Court in indirect talks with Gadhafi son

? The International Criminal Court is in indirect negotiations with slain Libyan leader Moammar Gadhafi’s son about his possible surrender for trial, the chief prosecutor said Friday.

Luis Moreno-Ocampo told The Associated Press talks were being held through intermediaries, whom he did not identify, to assure Seif al-Islam Gadhafi that he would receive a fair trial and that he could be helped to find a new country of residence if he were acquitted.

He said he did not know exactly where Gadhafi is.

The 39-year-old son of Gadhafi was reported to be heading through the desert to Mali, where the former Libyan intelligence chief Abdullah al-Senoussi fled Wednesday. Gadhafi and al-Senoussi were indicted in June for unleashing a campaign of murder and torture to suppress the uprising against the Gadhafi regime that broke out in February.

Conveying a sense of urgency, Moreno-Ocampo said he believed Gadhafi also was in touch with unidentified mercenaries offering to find him refuge in an African country that does not cooperate with the court.

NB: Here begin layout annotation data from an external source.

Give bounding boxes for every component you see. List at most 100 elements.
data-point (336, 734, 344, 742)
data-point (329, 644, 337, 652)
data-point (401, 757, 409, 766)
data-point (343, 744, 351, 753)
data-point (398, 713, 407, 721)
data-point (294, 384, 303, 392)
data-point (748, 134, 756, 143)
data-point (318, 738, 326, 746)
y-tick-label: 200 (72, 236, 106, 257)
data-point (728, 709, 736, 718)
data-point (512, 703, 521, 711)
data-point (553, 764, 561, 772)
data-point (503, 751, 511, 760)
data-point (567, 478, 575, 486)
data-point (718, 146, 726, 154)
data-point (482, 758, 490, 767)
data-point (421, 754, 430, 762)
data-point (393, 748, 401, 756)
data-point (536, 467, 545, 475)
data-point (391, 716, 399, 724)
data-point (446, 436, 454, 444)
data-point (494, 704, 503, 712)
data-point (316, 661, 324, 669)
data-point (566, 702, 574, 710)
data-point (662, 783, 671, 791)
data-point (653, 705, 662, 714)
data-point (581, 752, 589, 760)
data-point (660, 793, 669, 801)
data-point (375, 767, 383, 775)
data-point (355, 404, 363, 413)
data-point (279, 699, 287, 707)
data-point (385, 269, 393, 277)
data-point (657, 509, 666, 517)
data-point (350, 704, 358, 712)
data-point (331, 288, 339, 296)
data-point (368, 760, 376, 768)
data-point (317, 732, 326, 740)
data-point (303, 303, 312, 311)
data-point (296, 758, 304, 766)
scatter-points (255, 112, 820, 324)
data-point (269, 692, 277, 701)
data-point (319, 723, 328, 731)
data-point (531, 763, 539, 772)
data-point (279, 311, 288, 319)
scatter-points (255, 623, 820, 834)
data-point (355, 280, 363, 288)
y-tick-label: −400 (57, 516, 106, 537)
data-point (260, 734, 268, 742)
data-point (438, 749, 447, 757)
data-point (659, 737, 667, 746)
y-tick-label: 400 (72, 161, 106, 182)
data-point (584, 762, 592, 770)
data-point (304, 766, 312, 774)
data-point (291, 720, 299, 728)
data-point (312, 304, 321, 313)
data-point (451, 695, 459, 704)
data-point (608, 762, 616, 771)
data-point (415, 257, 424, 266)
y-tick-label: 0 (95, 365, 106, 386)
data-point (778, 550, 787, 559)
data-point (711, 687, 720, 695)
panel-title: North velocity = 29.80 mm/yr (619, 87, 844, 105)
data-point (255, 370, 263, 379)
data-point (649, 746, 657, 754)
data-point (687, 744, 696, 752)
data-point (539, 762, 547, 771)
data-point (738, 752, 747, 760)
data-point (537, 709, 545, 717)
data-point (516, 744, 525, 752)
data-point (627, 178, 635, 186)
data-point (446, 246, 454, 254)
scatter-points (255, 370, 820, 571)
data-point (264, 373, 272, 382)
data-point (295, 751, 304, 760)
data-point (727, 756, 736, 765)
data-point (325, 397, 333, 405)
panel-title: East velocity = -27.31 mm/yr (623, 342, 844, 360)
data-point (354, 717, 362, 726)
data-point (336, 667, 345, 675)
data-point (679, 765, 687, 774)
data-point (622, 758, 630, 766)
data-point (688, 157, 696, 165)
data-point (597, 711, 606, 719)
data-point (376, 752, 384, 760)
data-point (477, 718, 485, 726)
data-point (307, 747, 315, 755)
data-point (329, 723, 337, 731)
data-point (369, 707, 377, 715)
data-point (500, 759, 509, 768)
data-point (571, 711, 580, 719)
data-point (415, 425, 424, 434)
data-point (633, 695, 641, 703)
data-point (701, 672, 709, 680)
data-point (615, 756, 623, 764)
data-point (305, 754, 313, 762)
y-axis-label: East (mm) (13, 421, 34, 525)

He mentioned Zimbabwe as a likely possibility, and said the court was in contact with other countries to prevent Gadhafi’s escape by denying any plane carrying him permission to fly through its air space.

“We are having informal conversations with Seif Gadhafi in order to see if he can be surrendered to the court,” Moreno-Ocampo said in a telephone call from The Hague.

Gadhafi was pressing for clarifications about his fate should he be acquitted, and Moreno-Ocampo said he has made it clear to the fugitive that he could ask the judges to send him to a country other than Libya.